Ce ne fut pas le cas du seigneur Philipp Jacob d'ANDLAU accusé en 1628 par le Schultheis de Niffer (sud de l'Alsace) d'être âpre de gain, de s'approprier séance tenante les liquidités qu'il trouvait dans la demeure des victimes et de faire immédiatement l'inventaire de tous les biens mobiliers et immobiliers. Il assistait également à la torture en s'arrangeant pour que les témoins soient des gens acquis à sa personne. La femme du Schultheis avait été étirée « de la largeur d'une main » et décéda des suites de son agonie.

Coupable, non coupable ... Au vu des affaires traitées en inquisition, la question demeure. En effet, sans parler des moyens employés : pression psychologique et affective, technique de persuasion de culpabilité, torture, affaiblissement de la volonté et humiliations, le cadre juridique de l'époque peut être déconcertant.

Pour avoir soit-disant tailladé une statue du Christ, en 1766, le chevalier François de la BARRE sera brûlé à Abbeville en Picardie après lui avoir précédemment coupé les poings, la langue et la tête. Le bourreau dira: « Je ne croyais pas qu’on pût faire mourir un gentilhomme pour si peu de chose ».

En ce qui concerne la culpabilité des soi-disant sorcières, l'analyse objective des documents laisse un sentiment de malaise.
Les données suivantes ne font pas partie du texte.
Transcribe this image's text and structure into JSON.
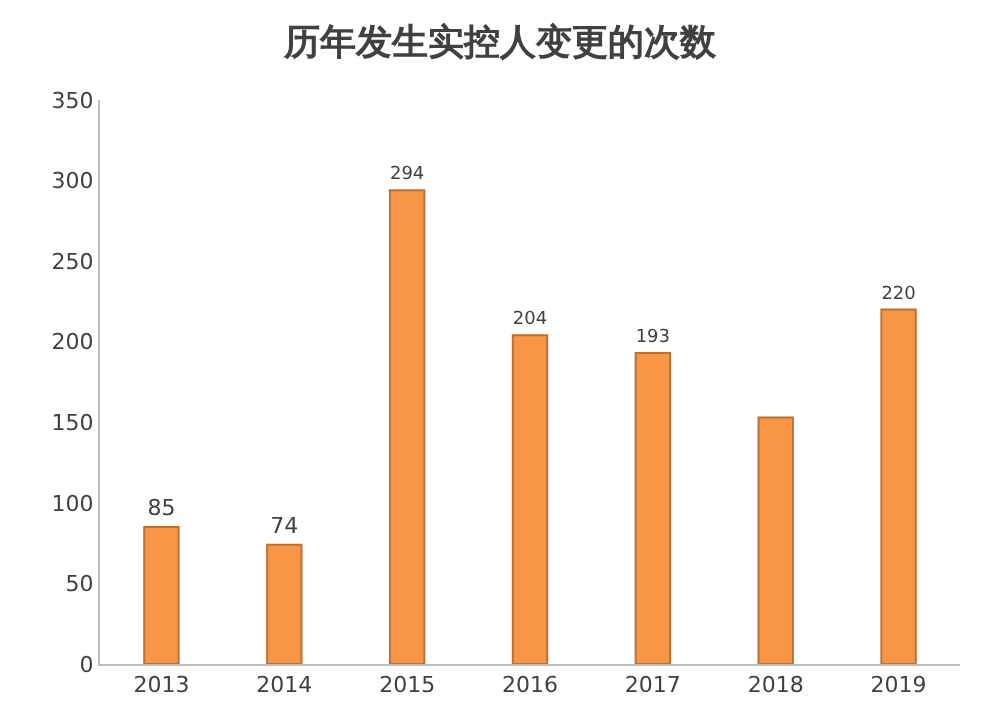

Lorsqu'on interroge Odile FRENDEL de Meistratzheim pourquoi elle a avoué elle répondra : « C'est pour bénéficier peut être de la rédemption de mes péchés ». Anna HANSEN de Meistratzheim qui avait, par trois fois, voulu donner de la soupe « trafiquée » à son mari pour le tuer, raconte que le diable lui a appris il y a trois jours qu'elle allait mourir. Elle se dit soulagée parce qu'elle allait être libérée de ses fautes et que le diable l'avait fait beaucoup souffrir.

L'histoire d'Apolonia KARCHER de Niedernai est intéressante et instructive. Elle raconte : « Le soir de mon mariage avec Georg FRITCH, le jeudi 5 août, je suis tombée gravement malade. Pendant le repas de noces, ma belle mère Barbara FRITCH, née ANSTETT, m'a ordonné de boire un verre de vin rouge d'une drôle de consistance avec un sorte de dépôt blanc comme du calcaire. Comme je craignais la colère de celle-ci, je l'ai bu à contre cœur. J'ai tout de suite ressenti un mal de tête horrible. Je me suis mise a transpirer. Le vendredi, mon frère m'a retrouvé à demi inconsciente et on m'a fait une saignée (die Hauptader springen lassen). Cela a fini par me soulager. Mais la douleur est redevenue, intenable de sorte que je me cognais la tête contre le mur et le lit. Le lundi soir, ni tenant plus, je me suis traînée, la tête rouge feu à Obernai chez une guérisseuse du lieu. Elle m'a affirmé que j'avais été gâtée par des personnes méchantes. Elle m'a dit "un air mauvais est passé sur toi". Elle m'a donné un purgatif et un petit sac avec des herbes à poser sur le front et de la pommade a mettre sur les tempes. Le mardi, 3 heures après avoir suivi la prescription, j'ai vomi des morceaux, de couleurs bleu, vert, jaune, et blanc. Je me suis tout de suite sentie soulagée. La guérisseuse m'a encore conseillé une dernière saignée pour sortir le reste de malignité de la tête et m'a avoué que si je n'étais pas venue la voir ce jour là, elle n'aurai plus rien pu faire pour moi ».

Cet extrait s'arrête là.